Il pianeta ha appena vissuto i suoi tre anni più caldi mai registrati, con temperature medie globali che hanno superato per la prima volta 1,5 gradi Celsius rispetto ai livelli preindustriali. Questo traguardo, confermato dai dati del Centro europeo per le previsioni meteorologiche a medio termine (ECMWF), segna un’accelerazione del cambiamento climatico con conseguenze di vasta portata. La soglia di 1,5°C non è un punto di non ritorno assoluto, ma rappresenta un punto di svolta cruciale in cui i rischi per gli ecosistemi, la salute umana e gli eventi meteorologici estremi aumentano drasticamente.
La tendenza in accelerazione
Sebbene il 2025 abbia visto un leggero raffreddamento rispetto ai due anni precedenti (con una media di 1,47°C al di sopra delle temperature preindustriali), la tendenza generale al riscaldamento è innegabile. Si prevede che la Terra supererà costantemente il limite di 1,5°C entro il 2029. Il 2024 rimane l’anno più caldo mai registrato, con una media di 1,6°C sopra i livelli preindustriali, con il 2023 al secondo posto. Nonostante lo spostamento verso le condizioni di La Niña – che tipicamente portano raffreddamento – le temperature della superficie del mare sono rimaste storicamente elevate, ed entrambe le regioni polari hanno registrato un calore record o quasi.
Autisti e condizioni meteorologiche estreme
Il motore principale di questo aumento delle temperature è il continuo accumulo di gas serra nell’atmosfera, in gran parte dovuto alla combustione di combustibili fossili. Queste condizioni hanno alimentato diffusi eventi meteorologici estremi nel 2025, tra cui intensi incendi, ondate di caldo mortali e piogge torrenziali. Oltre la metà del globo ha vissuto più giorni con pericoloso stress da caldo (temperature superiori a 40°C). La responsabile strategica del clima dell’ECMWF, Samantha Burgess, ha sottolineato che la tendenza al riscaldamento è chiara e in accelerazione.
Proiezioni future
Gli ultimi 11 anni sono già stati i più caldi mai registrati e la tendenza non mostra segni di rallentamento. Esiste una probabilità dell’80% che almeno uno dei prossimi cinque anni superi il 2024 come anno più caldo finora.
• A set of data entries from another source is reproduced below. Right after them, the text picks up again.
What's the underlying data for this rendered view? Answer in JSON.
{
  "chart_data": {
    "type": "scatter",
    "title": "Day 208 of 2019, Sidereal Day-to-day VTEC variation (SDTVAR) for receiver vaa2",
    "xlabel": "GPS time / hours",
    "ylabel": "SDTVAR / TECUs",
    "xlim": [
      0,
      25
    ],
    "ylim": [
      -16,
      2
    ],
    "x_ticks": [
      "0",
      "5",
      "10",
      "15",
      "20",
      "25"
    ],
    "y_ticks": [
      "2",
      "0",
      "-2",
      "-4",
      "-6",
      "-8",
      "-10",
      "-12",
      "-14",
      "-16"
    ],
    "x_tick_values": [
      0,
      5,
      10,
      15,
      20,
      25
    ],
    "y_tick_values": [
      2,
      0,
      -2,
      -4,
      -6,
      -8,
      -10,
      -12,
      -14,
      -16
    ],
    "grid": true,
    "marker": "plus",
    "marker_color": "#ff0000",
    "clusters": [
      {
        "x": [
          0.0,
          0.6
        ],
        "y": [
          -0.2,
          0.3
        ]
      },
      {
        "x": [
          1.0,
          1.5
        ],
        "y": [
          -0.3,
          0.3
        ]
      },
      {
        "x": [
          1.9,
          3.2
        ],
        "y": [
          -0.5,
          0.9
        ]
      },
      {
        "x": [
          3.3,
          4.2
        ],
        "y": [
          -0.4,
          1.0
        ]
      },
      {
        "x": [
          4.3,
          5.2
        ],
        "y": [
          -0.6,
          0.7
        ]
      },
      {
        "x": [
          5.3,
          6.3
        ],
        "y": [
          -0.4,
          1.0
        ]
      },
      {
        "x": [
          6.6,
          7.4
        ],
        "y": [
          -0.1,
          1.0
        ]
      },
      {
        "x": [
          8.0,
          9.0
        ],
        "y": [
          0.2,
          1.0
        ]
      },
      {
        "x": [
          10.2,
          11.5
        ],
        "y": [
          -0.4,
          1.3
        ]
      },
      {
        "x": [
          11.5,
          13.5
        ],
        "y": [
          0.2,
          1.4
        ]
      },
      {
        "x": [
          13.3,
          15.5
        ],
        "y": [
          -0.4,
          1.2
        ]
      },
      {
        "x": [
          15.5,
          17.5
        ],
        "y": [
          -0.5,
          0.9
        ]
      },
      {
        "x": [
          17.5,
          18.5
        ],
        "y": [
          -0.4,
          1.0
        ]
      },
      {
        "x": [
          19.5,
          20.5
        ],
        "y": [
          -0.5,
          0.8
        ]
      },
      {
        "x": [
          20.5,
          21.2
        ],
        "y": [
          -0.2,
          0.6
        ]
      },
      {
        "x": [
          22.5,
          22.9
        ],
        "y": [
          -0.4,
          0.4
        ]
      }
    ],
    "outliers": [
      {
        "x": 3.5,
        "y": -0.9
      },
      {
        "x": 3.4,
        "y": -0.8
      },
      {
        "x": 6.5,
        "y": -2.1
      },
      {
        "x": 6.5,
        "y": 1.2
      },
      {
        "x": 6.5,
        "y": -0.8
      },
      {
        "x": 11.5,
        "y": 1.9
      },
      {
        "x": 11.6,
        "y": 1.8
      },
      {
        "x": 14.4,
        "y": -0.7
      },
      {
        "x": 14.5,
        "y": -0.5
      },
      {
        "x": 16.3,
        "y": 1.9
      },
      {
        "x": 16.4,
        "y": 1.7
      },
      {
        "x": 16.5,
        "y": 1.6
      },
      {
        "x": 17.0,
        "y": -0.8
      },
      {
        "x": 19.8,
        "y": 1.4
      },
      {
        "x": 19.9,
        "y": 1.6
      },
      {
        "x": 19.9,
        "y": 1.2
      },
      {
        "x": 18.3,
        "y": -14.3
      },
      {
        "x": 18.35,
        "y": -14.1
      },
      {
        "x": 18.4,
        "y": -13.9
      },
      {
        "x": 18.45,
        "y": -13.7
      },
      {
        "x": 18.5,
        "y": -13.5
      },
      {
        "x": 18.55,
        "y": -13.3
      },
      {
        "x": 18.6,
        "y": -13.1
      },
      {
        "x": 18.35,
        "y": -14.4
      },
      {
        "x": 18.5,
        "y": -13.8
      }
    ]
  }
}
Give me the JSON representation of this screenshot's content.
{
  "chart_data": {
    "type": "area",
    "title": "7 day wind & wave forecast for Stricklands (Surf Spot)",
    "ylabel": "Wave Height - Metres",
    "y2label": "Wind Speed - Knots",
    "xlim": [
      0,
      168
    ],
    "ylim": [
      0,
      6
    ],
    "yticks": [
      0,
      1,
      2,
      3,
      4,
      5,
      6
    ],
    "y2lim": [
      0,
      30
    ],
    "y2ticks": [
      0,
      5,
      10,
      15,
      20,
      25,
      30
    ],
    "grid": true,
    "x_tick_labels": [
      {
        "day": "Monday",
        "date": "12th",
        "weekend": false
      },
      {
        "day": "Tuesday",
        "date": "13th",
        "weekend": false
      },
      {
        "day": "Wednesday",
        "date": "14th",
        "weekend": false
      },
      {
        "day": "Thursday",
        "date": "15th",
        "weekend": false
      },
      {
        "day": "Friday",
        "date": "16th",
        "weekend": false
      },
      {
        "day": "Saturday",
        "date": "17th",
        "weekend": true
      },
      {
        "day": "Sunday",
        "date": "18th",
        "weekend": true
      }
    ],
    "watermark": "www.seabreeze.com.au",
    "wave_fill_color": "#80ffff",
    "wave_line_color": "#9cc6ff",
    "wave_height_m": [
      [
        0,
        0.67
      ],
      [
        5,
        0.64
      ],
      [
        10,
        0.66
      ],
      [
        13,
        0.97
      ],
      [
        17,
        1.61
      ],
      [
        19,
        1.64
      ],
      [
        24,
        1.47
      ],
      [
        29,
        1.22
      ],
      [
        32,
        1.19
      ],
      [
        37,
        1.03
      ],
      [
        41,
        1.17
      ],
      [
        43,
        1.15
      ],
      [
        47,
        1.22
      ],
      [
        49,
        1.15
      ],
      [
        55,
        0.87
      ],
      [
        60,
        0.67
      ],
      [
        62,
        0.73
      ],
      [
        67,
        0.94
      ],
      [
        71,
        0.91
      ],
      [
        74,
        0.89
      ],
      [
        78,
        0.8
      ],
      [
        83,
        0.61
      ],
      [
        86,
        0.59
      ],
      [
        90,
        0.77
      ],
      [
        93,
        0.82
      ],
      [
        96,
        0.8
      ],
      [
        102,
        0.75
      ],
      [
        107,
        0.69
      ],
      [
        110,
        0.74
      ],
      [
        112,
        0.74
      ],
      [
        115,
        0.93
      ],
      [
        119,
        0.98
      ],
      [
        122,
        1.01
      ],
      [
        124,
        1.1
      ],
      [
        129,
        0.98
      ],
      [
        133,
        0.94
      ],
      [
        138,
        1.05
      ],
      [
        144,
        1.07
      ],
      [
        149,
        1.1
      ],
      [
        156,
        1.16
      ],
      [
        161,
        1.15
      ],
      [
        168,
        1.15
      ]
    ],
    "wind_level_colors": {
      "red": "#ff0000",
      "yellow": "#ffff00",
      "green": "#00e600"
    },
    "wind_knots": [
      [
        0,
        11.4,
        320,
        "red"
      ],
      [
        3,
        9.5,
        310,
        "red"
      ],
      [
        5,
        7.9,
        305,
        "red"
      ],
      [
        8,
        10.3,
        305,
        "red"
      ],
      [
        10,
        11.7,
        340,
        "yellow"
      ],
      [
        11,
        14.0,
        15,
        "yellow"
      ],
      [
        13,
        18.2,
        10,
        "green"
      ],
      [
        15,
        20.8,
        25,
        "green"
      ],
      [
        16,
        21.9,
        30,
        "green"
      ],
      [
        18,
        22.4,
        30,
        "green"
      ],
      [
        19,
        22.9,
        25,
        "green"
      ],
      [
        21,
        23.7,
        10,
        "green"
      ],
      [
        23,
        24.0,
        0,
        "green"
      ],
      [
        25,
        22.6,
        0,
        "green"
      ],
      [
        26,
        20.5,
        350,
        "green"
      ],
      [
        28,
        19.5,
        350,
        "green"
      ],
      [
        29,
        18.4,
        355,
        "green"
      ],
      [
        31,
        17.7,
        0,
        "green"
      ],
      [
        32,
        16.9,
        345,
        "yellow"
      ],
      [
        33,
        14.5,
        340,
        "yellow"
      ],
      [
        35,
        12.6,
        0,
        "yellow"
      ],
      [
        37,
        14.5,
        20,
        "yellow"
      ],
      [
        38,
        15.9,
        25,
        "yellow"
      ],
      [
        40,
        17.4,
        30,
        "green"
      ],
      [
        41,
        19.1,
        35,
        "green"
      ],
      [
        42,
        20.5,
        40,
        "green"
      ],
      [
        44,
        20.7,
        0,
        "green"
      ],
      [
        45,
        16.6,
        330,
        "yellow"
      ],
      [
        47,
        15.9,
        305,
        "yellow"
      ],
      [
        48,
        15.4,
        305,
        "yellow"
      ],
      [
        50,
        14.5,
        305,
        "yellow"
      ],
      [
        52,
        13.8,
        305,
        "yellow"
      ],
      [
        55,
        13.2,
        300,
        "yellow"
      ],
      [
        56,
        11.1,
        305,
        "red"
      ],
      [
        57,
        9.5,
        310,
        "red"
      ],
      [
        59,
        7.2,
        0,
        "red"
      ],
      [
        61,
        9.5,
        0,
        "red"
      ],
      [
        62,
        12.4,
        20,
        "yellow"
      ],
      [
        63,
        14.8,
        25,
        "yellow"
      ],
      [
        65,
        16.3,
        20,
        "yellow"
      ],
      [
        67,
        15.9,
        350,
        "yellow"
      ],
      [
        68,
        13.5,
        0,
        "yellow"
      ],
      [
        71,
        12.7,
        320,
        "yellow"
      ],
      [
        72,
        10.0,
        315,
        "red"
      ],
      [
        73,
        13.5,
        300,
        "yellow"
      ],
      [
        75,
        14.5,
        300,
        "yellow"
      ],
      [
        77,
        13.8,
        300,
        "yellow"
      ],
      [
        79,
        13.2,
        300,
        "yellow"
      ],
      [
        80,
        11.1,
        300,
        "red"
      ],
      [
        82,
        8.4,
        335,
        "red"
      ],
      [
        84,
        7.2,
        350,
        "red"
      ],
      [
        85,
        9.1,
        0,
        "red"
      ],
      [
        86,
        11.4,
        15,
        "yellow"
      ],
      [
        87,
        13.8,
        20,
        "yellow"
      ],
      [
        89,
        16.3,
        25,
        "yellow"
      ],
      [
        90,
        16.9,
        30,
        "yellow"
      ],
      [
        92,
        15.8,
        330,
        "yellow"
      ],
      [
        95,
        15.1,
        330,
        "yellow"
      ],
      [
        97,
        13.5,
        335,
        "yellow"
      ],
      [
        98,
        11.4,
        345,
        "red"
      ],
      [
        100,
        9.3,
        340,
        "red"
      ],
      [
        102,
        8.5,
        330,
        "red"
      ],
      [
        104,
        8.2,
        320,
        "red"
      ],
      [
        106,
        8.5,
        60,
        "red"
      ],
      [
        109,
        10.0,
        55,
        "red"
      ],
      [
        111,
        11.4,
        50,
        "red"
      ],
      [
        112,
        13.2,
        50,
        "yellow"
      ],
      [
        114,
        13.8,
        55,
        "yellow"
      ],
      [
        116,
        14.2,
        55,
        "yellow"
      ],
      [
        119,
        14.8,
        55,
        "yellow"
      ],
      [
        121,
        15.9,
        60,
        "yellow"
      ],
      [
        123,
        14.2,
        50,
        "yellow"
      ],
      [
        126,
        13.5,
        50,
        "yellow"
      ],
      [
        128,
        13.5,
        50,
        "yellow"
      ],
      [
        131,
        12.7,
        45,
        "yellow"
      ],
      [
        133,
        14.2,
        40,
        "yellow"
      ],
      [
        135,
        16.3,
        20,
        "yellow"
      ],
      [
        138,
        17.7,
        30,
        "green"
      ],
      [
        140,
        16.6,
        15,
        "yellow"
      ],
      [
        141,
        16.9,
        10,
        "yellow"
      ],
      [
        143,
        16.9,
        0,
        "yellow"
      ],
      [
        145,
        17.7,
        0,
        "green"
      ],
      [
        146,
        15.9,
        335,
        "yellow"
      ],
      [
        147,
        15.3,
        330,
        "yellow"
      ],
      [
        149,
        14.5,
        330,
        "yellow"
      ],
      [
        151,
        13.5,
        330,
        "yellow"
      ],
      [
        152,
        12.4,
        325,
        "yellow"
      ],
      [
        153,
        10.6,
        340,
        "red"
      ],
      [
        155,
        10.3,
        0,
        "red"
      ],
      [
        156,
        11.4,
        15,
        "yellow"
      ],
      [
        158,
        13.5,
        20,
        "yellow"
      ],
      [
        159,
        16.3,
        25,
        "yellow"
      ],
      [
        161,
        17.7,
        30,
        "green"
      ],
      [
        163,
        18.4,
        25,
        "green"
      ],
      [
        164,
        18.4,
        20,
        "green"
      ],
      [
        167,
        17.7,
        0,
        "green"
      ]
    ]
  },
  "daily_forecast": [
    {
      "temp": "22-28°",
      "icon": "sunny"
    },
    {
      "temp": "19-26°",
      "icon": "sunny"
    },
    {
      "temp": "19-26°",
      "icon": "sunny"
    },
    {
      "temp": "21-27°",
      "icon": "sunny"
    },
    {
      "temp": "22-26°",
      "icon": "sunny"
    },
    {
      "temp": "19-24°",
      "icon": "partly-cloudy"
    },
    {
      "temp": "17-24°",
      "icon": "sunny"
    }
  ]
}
L’ECMWF prevede che questa sequenza continui, rendendo potenzialmente il 2026 il 12° anno consecutivo da record.
Il continuo aumento delle temperature globali sottolinea l’urgenza di affrontare il cambiamento climatico attraverso una drastica riduzione delle emissioni di gas serra. La mancata azione decisiva porterà a conseguenze ambientali e sociali sempre più gravi.
I dati dimostrano chiaramente che il pianeta si sta riscaldando più velocemente che mai e che le conseguenze dell’inazione stanno diventando sempre più disastrose.